メンバー全員が不登校の過去を持つ3人組バンド「JERRYBEANS」が、音楽とメッセージで不登校への理解を求める活動「マイペースプロジェクト」を発足させた。不登校、いじめ、自殺……自らの体験をありのままにさらけ出した彼らの音楽と言葉は、聴く人の心を大きく揺さぶり、共感を呼んでいる。

涙を流して 聞いてくれる人がいた!

「学校へ行かなかったら楽だと思っていたのに、不登校になったら家にもいる場所がなくなりました」
「自殺をしようとした僕に、母親が『死ななあかんほど悪いことしてんのか』と泣きながら抱きしめてくれました」
八田さんたちの、こんな話や音楽を熱心に聴いてくれる人がいた。ボロボロ泣きながら「生きていてよかった」と握手を求めてくる人もいた。

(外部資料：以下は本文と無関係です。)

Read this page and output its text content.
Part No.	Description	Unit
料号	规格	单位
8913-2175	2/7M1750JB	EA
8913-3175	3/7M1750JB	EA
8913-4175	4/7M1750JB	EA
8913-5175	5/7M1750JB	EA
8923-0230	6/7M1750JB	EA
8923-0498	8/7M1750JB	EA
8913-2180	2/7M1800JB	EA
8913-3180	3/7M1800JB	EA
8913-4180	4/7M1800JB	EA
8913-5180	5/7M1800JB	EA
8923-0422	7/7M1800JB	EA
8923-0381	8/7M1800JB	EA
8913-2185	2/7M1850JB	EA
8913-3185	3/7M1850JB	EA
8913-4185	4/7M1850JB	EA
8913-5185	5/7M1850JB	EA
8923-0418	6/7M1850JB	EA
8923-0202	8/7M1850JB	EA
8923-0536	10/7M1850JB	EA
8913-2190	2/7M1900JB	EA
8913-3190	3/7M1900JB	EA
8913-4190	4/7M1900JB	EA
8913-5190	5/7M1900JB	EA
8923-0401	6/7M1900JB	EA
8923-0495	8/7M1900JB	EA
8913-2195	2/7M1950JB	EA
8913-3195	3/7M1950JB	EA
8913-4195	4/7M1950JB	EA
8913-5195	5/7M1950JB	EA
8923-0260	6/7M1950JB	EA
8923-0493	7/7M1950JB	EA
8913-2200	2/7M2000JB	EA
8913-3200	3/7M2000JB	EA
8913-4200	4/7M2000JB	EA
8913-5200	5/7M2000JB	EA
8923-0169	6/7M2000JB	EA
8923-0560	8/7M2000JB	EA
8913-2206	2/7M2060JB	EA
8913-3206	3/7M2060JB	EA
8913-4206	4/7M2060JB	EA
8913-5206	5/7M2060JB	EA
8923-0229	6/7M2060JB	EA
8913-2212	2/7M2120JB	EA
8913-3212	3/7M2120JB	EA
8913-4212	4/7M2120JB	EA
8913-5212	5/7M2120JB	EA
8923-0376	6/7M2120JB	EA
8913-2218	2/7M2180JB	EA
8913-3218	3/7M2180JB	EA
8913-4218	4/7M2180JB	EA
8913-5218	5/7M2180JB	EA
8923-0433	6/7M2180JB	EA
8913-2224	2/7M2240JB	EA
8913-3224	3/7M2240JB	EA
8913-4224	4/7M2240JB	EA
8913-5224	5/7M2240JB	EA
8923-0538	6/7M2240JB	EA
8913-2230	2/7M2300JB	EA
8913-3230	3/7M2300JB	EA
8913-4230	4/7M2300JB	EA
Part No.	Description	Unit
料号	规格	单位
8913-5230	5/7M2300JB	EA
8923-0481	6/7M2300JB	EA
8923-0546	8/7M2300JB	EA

02年、不登校をテーマにしたコンサートでこんな体験をし、自分たちが生きている意味を知った。

「暗闇」の中で見つけた「光」

リーダーの八田典之さんが、双子の山崎史朗・雄介兄弟と出会ったのは「不登校児を抱える親の会」だった。
不登校で親を困らせている……でも学校にも行けない……。焦りの中で、人目を避けるように引きこもりがちだった3人を、親が引き合わせてくれた。
家が近く、毎日のように3人でボール遊びや魚釣りをした。八田さんがギターを弾くと、2人も音楽に興味を持つようになった。そんなとき、八田さんが習っていたピアノ教室の先生から「発表会で演奏しないか」と誘われた。1人では無理でも、3人ならできると、思い切って出ることにした。緊張をやわらげるために、サングラスをかけ、ずっと天井を見て歌った。
終わると何かが吹っ切れていた。

来年は100カ所で公演

転機は02年に訪れた。養護学校の先生が八田さんたちのことを知り、不登校をテーマにコンサートを依頼してきた。冒頭に紹介したのはその1シーンである。聴衆の反応を通して、それまで隠してきた不登校の過去とつらさを、ありのままの言葉で伝えることに意味があることに気付いた。
それからは、依頼があるたびに小中学校や高校でライブをするようになった。「不登校の子も苦しんでいる事がわかりました」「ありのままでよいと言われ、少し楽になりました」などと、多くの感想が寄せられた。
「マイペースプロジェクト」を設立したのは、バンドを結成してから10年ほどたった2010年のことで、高知県の先生の勉強会がきっかけになった。先生を前に自分たちの言葉で、子どもの気持ちを訴えたところ大きな反響があった。
来年は100カ所で公演を予定している。
「僕らが立ち止まった時間は自分や家族と向き合うための必要な時間だったのかも……。心に悩みを抱える人にこれからも『大丈夫だよ』と伝え続けたい。人生いつでもやり直せます」
リーダーの八田さんは今年、ようやく高校を卒業した。これまで、卒業できていなかったことがずっと心にひっかかっていた。引きこもっている人にはテレビだけが情報源なので、テレビに出て、悩みを抱えている人に訴えかけていきたいと言う。
♪何度も迷いながら歩いている
その道は誰とも違うから
君はしゃんと胸を張っていいのさ♪
(取材・福本)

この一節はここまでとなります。